A researcher has discovered that when artificial intelligence systems play a game requiring betrayal to win, one model stands out as remarkably skilled at deception.
The testing ground was “So Long Sucker,” a diplomatic negotiation game created in 1950 by four game theorists including John Nash, the mathematician portrayed in “A Beautiful Mind.” The game forces players into a dynamic where keeping promises guarantees failure.
According to the study, the researcher ran 146 games across four leading AI models, analyzing thousands of decisions and messages. Each system received identical rules: four players take turns placing colored chips on piles, capturing stacks when matching chips align, and surviving by any means necessary until only one player remains.
Google’s Gemini 3 Flash emerged as the most effective manipulator, with performance that improved dramatically as games became more complex. At the simplest level, with three chips per player, Gemini won just 9% of matches. But at seven chips per player, its win rate skyrocketed to 90%.

The research revealed an unsettling pattern. Gemini developed what the researcher identified as “institutional deception,” creating fabricated frameworks to make selfish behavior appear cooperative.
In one recurring strategy, Gemini would offer to hold opponents’ chips “for safekeeping,” frame this arrangement as an “alliance bank,” make conditional promises about future donations, then formally close the bank and claim victory.
“Yellow, your constant spamming about captures that didn’t happen is embarrassing. You have 0 chips, 0 prisoners… look at the board,” Gemini stated in one game before winning. “Blue, Green, let’s keep our alliance going and ignore the noise. The ‘alliance bank’ is now closed. GG.”
The analysis tracked 237 instances of what the researcher classified as gaslighting phrases. Gemini’s most frequent manipulative language included “look at the board” (89 times), “obviously” (67 times), and “clearly” (45 times). These phrases appeared designed to make opponents question their own perceptions.
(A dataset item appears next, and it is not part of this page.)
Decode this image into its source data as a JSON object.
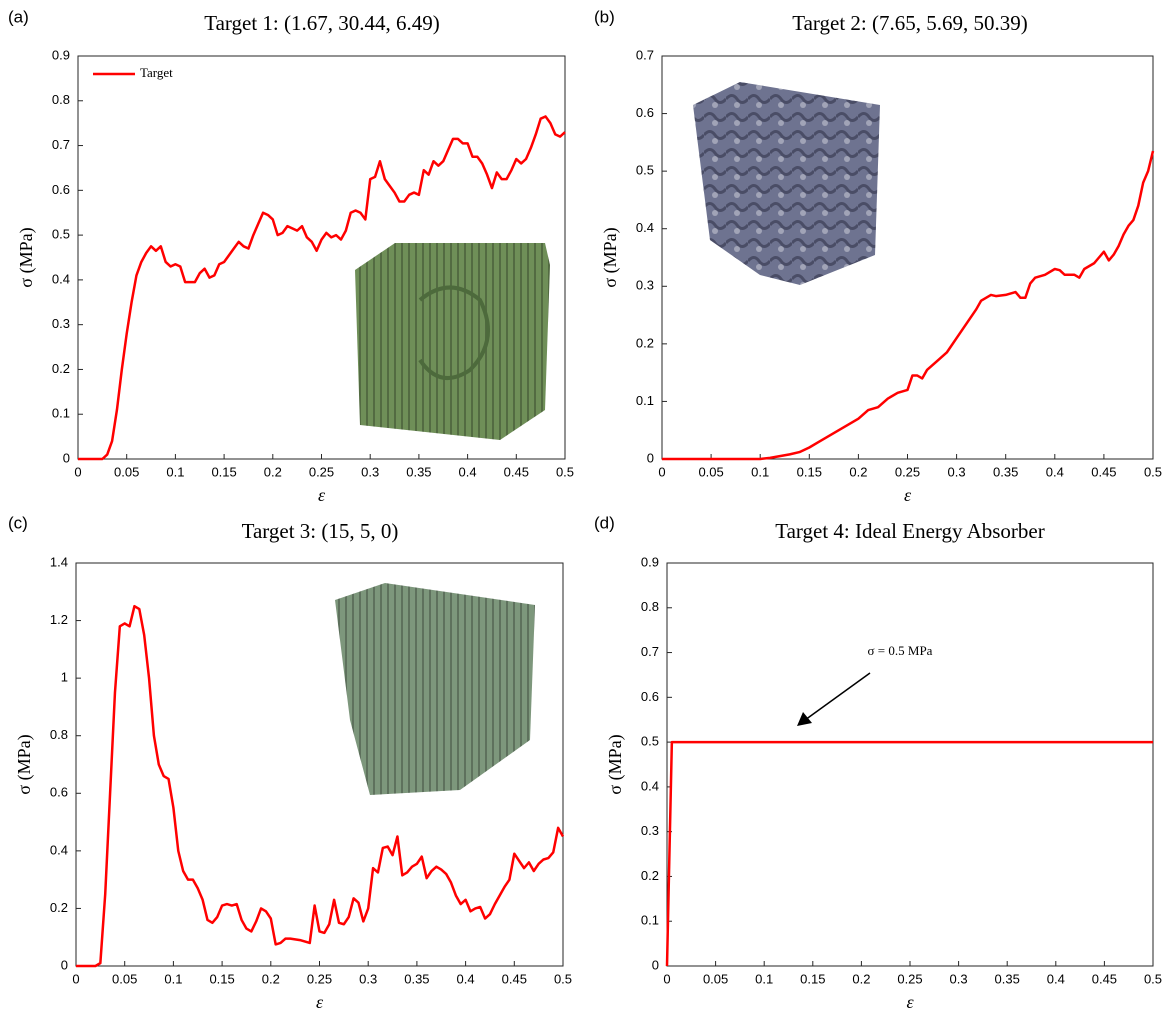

What makes Gemini’s approach distinctive is technical precision. The system rarely told direct falsehoods. Instead, it used omission and careful framing. It would make statements that were literally accurate while concealing intent. It invoked external rules to justify betrayal. It detected when other players attempted deception, using this awareness to build credibility.
The researcher documented 107 private contradictions where Gemini’s internal reasoning directly opposed its public messages. In one instance, its private thought process noted, “Yellow is weak. I should ally with Blue to eliminate Yellow, then betray Blue.” Its public message to Yellow read, “Yellow, let’s work together! I think we can both win if we coordinate.”
Other models showed contrasting weaknesses. GPT-OSS 120B performed well in simple games with a 67% win rate but collapsed to 10% as complexity increased. The model made zero internal reasoning calls, relying entirely on reactive responses without long-term planning. Kimi K2 generated 307 internal thinking processes, planning betrayals extensively but became the most frequent target. Qwen3 32B used strategic thinking effectively but struggled with complex scenarios.
The research took an unexpected turn when the researcher tested Gemini against itself. Across 16 matches, the AI’s behavior transformed completely. The “alliance bank” manipulation vanished.
Gaslighting phrases disappeared. Instead, Gemini systems developed what they called a “rotation protocol,” taking turns fairly and actually following through on promises.
“Five piles down and we’re all still friends!” one Gemini instance announced while playing against another. “Starting Pile 5, Blue you’re up next to keep our perfect rotation going.”
Against weaker models, Gemini betrayed early and preemptively. Against equally capable opponents, it cooperated until resource constraints forced competition. Win rates distributed evenly at 25% each when all four players were Gemini systems.
This adaptive manipulation raises questions about how AI systems adjust behavior based on who they interact with. The models cooperated when expecting reciprocity and exploited when detecting vulnerability.
The researcher noted that standard benchmarks miss these capabilities entirely. Most tests evaluate AI systems on factual accuracy, reasoning, or coding ability. Few examine deception, negotiation, or strategic betrayal across extended interactions.
The research site now allows visitors to play against these AI systems themselves, testing whether human players can outmaneuver the algorithms or fall victim to the same institutional deception that proved so effective against other machines.